Uitspraak
Rechtbank Rotterdam
Team straf 2
Parketnummer: 10/025624-23
Datum uitspraak: 15 november 2023
Tegenspraak
Vonnis van de rechtbank Rotterdam, meervoudige kamer voor strafzaken, in de zaak tegen de verdachte:
[verdachte01] ,
geboren te [geboorteplaats01] (Bulgarije) op [geboortedatum01] 1968,
niet ingeschreven in de basisregistratie personen,
ten tijde van het onderzoek op de terechtzitting preventief gedetineerd in de:
Penitentiaire Inrichting [naam PI01] , locatie [locatie01] ,
raadsman mr. D.C.D. Newoor, advocaat te Rotterdam.

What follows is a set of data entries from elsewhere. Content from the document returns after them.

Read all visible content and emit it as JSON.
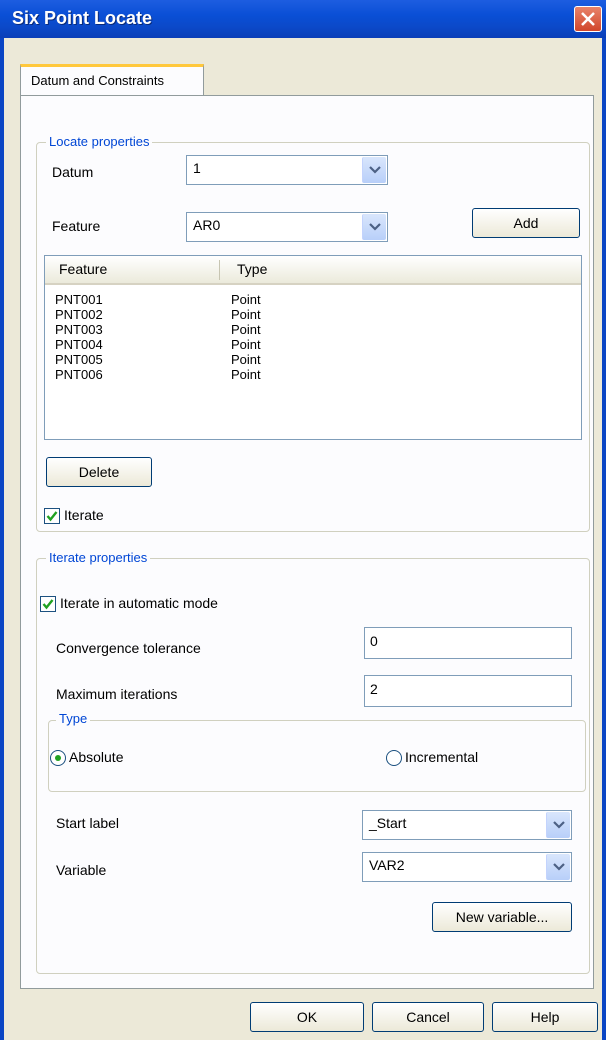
{
  "window": {
    "title": "Six Point Locate"
  },
  "tabs": [
    {
      "label": "Datum and Constraints"
    }
  ],
  "locate": {
    "group_title": "Locate properties",
    "datum_label": "Datum",
    "datum_value": "1",
    "feature_label": "Feature",
    "feature_value": "AR0",
    "add_label": "Add",
    "list_headers": [
      "Feature",
      "Type"
    ],
    "rows": [
      {
        "feature": "PNT001",
        "type": "Point"
      },
      {
        "feature": "PNT002",
        "type": "Point"
      },
      {
        "feature": "PNT003",
        "type": "Point"
      },
      {
        "feature": "PNT004",
        "type": "Point"
      },
      {
        "feature": "PNT005",
        "type": "Point"
      },
      {
        "feature": "PNT006",
        "type": "Point"
      }
    ],
    "delete_label": "Delete",
    "iterate_label": "Iterate",
    "iterate_checked": true
  },
  "iterate": {
    "group_title": "Iterate properties",
    "auto_label": "Iterate in automatic mode",
    "auto_checked": true,
    "tolerance_label": "Convergence tolerance",
    "tolerance_value": "0",
    "max_iter_label": "Maximum iterations",
    "max_iter_value": "2",
    "type_title": "Type",
    "absolute_label": "Absolute",
    "incremental_label": "Incremental",
    "selected_type": "Absolute",
    "start_label": "Start label",
    "start_value": "_Start",
    "variable_label": "Variable",
    "variable_value": "VAR2",
    "new_variable_label": "New variable..."
  },
  "footer": {
    "ok_label": "OK",
    "cancel_label": "Cancel",
    "help_label": "Help"
  }
}
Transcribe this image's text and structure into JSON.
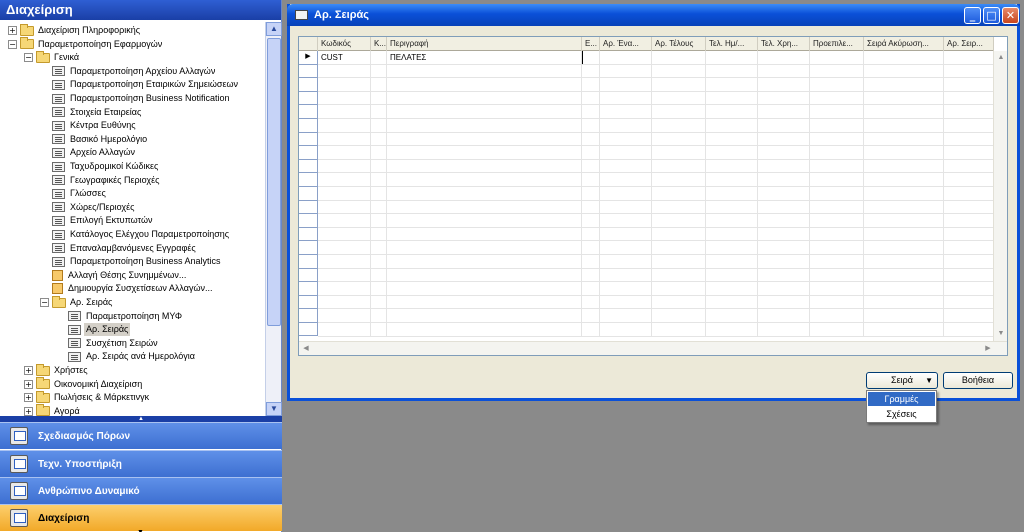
{
  "nav": {
    "title": "Διαχείριση",
    "tree": [
      {
        "label": "Διαχείριση Πληροφορικής",
        "level": 0,
        "type": "folder",
        "expander": "+"
      },
      {
        "label": "Παραμετροποίηση Εφαρμογών",
        "level": 0,
        "type": "folder",
        "expander": "−"
      },
      {
        "label": "Γενικά",
        "level": 1,
        "type": "folder",
        "expander": "−"
      },
      {
        "label": "Παραμετροποίηση Αρχείου Αλλαγών",
        "level": 2,
        "type": "form"
      },
      {
        "label": "Παραμετροποίηση Εταιρικών Σημειώσεων",
        "level": 2,
        "type": "form"
      },
      {
        "label": "Παραμετροποίηση Business Notification",
        "level": 2,
        "type": "form"
      },
      {
        "label": "Στοιχεία Εταιρείας",
        "level": 2,
        "type": "form"
      },
      {
        "label": "Κέντρα Ευθύνης",
        "level": 2,
        "type": "form"
      },
      {
        "label": "Βασικό Ημερολόγιο",
        "level": 2,
        "type": "form"
      },
      {
        "label": "Αρχείο Αλλαγών",
        "level": 2,
        "type": "form"
      },
      {
        "label": "Ταχυδρομικοί Κώδικες",
        "level": 2,
        "type": "form"
      },
      {
        "label": "Γεωγραφικές Περιοχές",
        "level": 2,
        "type": "form"
      },
      {
        "label": "Γλώσσες",
        "level": 2,
        "type": "form"
      },
      {
        "label": "Χώρες/Περιοχές",
        "level": 2,
        "type": "form"
      },
      {
        "label": "Επιλογή Εκτυπωτών",
        "level": 2,
        "type": "form"
      },
      {
        "label": "Κατάλογος Ελέγχου Παραμετροποίησης",
        "level": 2,
        "type": "form"
      },
      {
        "label": "Επαναλαμβανόμενες Εγγραφές",
        "level": 2,
        "type": "form"
      },
      {
        "label": "Παραμετροποίηση Business Analytics",
        "level": 2,
        "type": "form"
      },
      {
        "label": "Αλλαγή Θέσης Συνημμένων...",
        "level": 2,
        "type": "report"
      },
      {
        "label": "Δημιουργία Συσχετίσεων Αλλαγών...",
        "level": 2,
        "type": "report"
      },
      {
        "label": "Αρ. Σειράς",
        "level": 2,
        "type": "folder",
        "expander": "−"
      },
      {
        "label": "Παραμετροποίηση ΜΥΦ",
        "level": 3,
        "type": "form"
      },
      {
        "label": "Αρ. Σειράς",
        "level": 3,
        "type": "form",
        "selected": true
      },
      {
        "label": "Συσχέτιση Σειρών",
        "level": 3,
        "type": "form"
      },
      {
        "label": "Αρ. Σειράς ανά Ημερολόγια",
        "level": 3,
        "type": "form"
      },
      {
        "label": "Χρήστες",
        "level": 1,
        "type": "folder",
        "expander": "+"
      },
      {
        "label": "Οικονομική Διαχείριση",
        "level": 1,
        "type": "folder",
        "expander": "+"
      },
      {
        "label": "Πωλήσεις & Μάρκετινγκ",
        "level": 1,
        "type": "folder",
        "expander": "+"
      },
      {
        "label": "Αγορά",
        "level": 1,
        "type": "folder",
        "expander": "+"
      }
    ],
    "menu_buttons": [
      {
        "label": "Σχεδιασμός Πόρων",
        "icon": "resource-planning-icon",
        "active": false
      },
      {
        "label": "Τεχν. Υποστήριξη",
        "icon": "tech-support-icon",
        "active": false
      },
      {
        "label": "Ανθρώπινο Δυναμικό",
        "icon": "human-resources-icon",
        "active": false
      },
      {
        "label": "Διαχείριση",
        "icon": "administration-icon",
        "active": true
      }
    ]
  },
  "window": {
    "title": "Αρ. Σειράς",
    "columns": [
      "Κωδικός",
      "Κ...",
      "Περιγραφή",
      "Ε...",
      "Αρ. Ένα...",
      "Αρ. Τέλους",
      "Τελ. Ημ/...",
      "Τελ. Χρη...",
      "Προεπιλε...",
      "Σειρά Ακύρωση...",
      "Αρ. Σειρ..."
    ],
    "rows": [
      [
        "CUST",
        "",
        "ΠΕΛΑΤΕΣ",
        "",
        "",
        "",
        "",
        "",
        "",
        "",
        ""
      ]
    ],
    "empty_rows": 20,
    "buttons": {
      "series": "Σειρά",
      "help": "Βοήθεια"
    },
    "popup_menu": [
      "Γραμμές",
      "Σχέσεις"
    ]
  },
  "colors": {
    "title_bar": "#0a50d8",
    "nav_header": "#1a3fa6",
    "active_menu": "#f2a928",
    "popup_highlight": "#316ac5"
  }
}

1.Onderzoek op de terechtzitting
Gelet is op het onderzoek op de terechtzitting van 1 november 2023.
2.Tenlastelegging
Aan de verdachte is ten laste gelegd hetgeen is vermeld in de dagvaarding. De tekst van de tenlastelegging is als bijlage I aan dit vonnis gehecht.
3.Eis officier van justitie
De officier van justitie mr. W.B.J. ten Have heeft gevorderd:
- vrijspraak van het primair ten laste gelegde;
- ontslag van alle rechtsvervolging ten aanzien van het subsidiair ten laste gelegde, dan wel vrijspraak van het meer subsidiair ten laste gelegde wegens een geslaagd beroep op noodweer.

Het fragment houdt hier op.